SunPower relies on American Furukawa, Inc. v. Hossain, 14–cv–13633, 103 F.Supp.3d 864, 2015 WL 2124794 (E.D.Mich. May 6, 2015) to argue that other cases have followed Nosal's approach while holding that downloading files to removable media constitutes a violation under CFAA. Opp. at 7. In American Furukawa, a company sued a former employee alleging that the employee emailed and downloaded the company's files in violation of the CFAA both while he was employed and during a leave of absence. 103 F.Supp.3d at 866–67, 2015 WL 2124794, at *1–2. The court held that the company properly alleged that the employee took some files “without authorization” during his leave of absence. Id. at 875, 2015 WL 2124794, at *11. Additionally, because the company's computer use policy specified that an employee needs permission from a manager before accessing files with removable media, the court also held that the employee exceeded authorized access because he did not seek permission and therefore violated this access restriction. Id. at 883, 2015 WL 2124794, at *19.
American Furukawa does not help SunPower. Fundamentally, it comes from a district court in Michigan that appropriately followed its Sixth Circuit precedent. It explicitly discussed and disagreed with the approach of the Ninth Circuit in Nosal, which binds me. Id. at 882, 2015 WL 2124794, at *18. Moreover, the decision is consistent with this one in that the court rejected the employer's argument that the employee's misappropriation of its files while he was actively employed was a violation of the CFAA because he breached the employer's Secrecy Agreement; the court found the CFAA violation only for the period when the employee was out on leave and violated a condition of his leave—that he could not do any work during that time.

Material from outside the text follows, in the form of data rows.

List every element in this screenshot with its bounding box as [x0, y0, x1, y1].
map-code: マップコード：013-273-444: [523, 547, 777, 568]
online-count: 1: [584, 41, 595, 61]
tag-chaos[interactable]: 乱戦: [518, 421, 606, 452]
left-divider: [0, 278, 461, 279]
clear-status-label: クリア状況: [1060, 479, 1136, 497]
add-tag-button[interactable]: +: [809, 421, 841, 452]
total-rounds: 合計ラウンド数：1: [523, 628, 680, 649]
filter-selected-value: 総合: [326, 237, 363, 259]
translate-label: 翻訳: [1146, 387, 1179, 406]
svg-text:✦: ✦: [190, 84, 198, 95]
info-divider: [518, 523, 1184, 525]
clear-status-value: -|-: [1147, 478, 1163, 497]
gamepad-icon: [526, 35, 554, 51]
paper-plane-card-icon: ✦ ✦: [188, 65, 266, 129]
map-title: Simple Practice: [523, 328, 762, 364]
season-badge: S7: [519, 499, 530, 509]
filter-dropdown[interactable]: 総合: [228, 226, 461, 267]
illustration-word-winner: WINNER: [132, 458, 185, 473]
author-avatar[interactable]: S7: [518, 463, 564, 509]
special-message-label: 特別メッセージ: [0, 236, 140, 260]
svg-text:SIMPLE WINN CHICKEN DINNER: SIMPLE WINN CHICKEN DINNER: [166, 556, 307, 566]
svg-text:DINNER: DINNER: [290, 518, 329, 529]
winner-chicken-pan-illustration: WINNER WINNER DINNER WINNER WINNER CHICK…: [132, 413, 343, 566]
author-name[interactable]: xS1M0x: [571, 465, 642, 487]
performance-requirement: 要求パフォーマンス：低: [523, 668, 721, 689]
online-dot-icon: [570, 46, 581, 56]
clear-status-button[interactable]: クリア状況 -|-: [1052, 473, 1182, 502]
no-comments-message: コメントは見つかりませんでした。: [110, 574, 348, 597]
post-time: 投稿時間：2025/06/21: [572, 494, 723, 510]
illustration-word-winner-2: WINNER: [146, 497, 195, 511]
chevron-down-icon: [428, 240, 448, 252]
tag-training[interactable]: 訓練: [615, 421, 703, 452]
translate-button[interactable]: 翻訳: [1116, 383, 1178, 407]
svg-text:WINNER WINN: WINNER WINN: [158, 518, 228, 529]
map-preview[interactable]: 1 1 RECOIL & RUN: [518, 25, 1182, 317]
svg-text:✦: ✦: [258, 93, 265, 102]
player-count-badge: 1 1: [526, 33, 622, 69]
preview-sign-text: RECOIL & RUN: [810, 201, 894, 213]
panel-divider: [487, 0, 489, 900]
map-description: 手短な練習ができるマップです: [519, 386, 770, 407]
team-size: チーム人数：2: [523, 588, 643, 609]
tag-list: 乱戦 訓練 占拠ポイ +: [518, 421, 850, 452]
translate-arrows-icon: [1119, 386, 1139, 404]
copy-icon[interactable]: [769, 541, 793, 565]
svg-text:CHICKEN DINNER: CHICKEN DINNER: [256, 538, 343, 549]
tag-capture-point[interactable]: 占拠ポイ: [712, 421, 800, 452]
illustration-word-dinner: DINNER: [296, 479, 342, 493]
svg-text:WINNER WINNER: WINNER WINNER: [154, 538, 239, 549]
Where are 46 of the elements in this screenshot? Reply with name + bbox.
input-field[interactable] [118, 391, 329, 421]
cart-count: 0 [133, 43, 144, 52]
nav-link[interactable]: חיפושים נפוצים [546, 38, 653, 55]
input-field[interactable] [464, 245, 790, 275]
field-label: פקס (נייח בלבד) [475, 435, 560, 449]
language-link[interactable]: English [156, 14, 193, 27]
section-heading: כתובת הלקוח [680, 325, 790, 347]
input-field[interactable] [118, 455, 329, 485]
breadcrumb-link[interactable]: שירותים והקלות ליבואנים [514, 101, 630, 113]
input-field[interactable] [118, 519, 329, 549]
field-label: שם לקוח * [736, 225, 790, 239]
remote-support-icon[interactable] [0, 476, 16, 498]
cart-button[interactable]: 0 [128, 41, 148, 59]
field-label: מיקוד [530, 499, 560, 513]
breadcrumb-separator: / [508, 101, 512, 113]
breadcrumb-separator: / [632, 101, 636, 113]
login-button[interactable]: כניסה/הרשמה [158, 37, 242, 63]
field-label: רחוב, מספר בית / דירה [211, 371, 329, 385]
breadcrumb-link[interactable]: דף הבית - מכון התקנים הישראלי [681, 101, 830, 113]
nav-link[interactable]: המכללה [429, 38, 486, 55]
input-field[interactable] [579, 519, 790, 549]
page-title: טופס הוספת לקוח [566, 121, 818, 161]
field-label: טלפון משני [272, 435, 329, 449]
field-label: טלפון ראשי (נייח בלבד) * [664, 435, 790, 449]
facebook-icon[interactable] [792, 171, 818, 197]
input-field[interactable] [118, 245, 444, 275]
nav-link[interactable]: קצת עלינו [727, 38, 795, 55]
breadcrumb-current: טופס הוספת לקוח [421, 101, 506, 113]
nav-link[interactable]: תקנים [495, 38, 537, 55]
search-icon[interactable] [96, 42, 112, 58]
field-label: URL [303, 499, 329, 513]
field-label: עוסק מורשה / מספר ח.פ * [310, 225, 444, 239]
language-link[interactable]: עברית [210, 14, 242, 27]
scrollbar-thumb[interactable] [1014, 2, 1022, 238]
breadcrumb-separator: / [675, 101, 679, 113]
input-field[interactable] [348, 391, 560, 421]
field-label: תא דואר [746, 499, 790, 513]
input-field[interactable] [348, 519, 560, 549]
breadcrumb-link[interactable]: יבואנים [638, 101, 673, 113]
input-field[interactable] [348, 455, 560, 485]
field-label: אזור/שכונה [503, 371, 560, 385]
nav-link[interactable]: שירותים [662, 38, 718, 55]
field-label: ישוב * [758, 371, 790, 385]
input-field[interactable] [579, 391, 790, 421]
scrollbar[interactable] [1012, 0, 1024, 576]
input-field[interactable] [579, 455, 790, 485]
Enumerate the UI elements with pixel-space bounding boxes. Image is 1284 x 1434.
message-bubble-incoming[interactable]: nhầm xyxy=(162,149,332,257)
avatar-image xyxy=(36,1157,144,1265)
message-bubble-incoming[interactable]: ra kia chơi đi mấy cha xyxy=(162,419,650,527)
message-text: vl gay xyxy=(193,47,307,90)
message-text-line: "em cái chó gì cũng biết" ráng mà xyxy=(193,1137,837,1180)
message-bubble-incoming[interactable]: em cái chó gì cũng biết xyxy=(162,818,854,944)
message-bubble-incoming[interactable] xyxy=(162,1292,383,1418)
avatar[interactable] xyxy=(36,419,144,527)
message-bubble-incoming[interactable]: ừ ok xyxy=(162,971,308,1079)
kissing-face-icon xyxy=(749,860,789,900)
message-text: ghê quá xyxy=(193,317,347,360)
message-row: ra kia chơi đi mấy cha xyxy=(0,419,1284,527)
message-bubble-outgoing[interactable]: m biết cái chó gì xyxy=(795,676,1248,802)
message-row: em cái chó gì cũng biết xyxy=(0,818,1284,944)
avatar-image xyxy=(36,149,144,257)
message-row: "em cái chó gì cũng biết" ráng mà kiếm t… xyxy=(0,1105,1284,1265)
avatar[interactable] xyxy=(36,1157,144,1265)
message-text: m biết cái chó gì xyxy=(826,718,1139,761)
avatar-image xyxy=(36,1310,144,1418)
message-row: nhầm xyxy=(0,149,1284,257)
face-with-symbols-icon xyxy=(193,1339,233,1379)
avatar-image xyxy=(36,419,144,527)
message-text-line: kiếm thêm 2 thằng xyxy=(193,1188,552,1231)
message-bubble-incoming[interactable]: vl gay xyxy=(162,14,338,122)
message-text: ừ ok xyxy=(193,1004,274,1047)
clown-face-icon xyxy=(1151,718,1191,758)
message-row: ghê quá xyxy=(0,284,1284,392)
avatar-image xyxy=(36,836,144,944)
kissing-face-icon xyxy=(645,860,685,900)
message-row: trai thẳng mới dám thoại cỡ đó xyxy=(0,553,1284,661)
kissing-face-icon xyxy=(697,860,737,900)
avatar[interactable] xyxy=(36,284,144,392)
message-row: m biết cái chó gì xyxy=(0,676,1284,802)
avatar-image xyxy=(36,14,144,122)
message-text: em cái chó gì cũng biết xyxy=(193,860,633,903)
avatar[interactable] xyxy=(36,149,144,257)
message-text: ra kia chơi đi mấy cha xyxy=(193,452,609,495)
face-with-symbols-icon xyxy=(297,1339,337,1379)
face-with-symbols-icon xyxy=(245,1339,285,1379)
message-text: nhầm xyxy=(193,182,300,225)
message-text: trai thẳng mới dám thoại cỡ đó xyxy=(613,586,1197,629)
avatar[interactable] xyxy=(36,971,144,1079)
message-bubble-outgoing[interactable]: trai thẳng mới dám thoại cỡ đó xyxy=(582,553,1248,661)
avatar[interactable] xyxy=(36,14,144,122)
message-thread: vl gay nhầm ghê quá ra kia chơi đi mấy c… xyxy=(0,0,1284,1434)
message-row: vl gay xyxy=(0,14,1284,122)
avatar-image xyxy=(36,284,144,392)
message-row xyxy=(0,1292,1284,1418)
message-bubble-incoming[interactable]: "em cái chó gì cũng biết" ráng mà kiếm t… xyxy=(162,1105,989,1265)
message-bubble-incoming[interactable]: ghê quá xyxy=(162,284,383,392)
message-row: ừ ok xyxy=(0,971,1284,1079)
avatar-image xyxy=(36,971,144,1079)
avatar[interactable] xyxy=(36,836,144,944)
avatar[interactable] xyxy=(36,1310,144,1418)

Id. at 875, 2015 WL 2124794, at *11. All of the alleged behavior here occurred while Messer and Fong were current employees. Restrictions related to an employee's leave of absence are not at play in this case.
In sum, SunPower's allegations describe misappropriation of its confidential information. They do not constitute a violation of the CFAA. While it is not clear to me how it can successfully plead a plausible CFAA cause of action in light of the allegations it has already made, if it wishes it may amend its complaint within 20 days. If it chooses not to do so, I will remand this case to the California Superior Court for further proceedings since no other basis for federal jurisdiction is alleged.
CONCLUSION
Defendants' motion to dismiss is GRANTED. SunPower's complaint is DISMISSED WITH LEAVE TO AMEND. Any amended complaint shall be filed within 20 days of this Order.
If an amended complaint is not filed within that timeframe, I decline to exercise supplemental jurisdiction over any remaining state law claims under 28 U.S.C. § 1367(c) and will remand the case to state court. If an amended complaint is filed, I will retain jurisdiction as appropriate.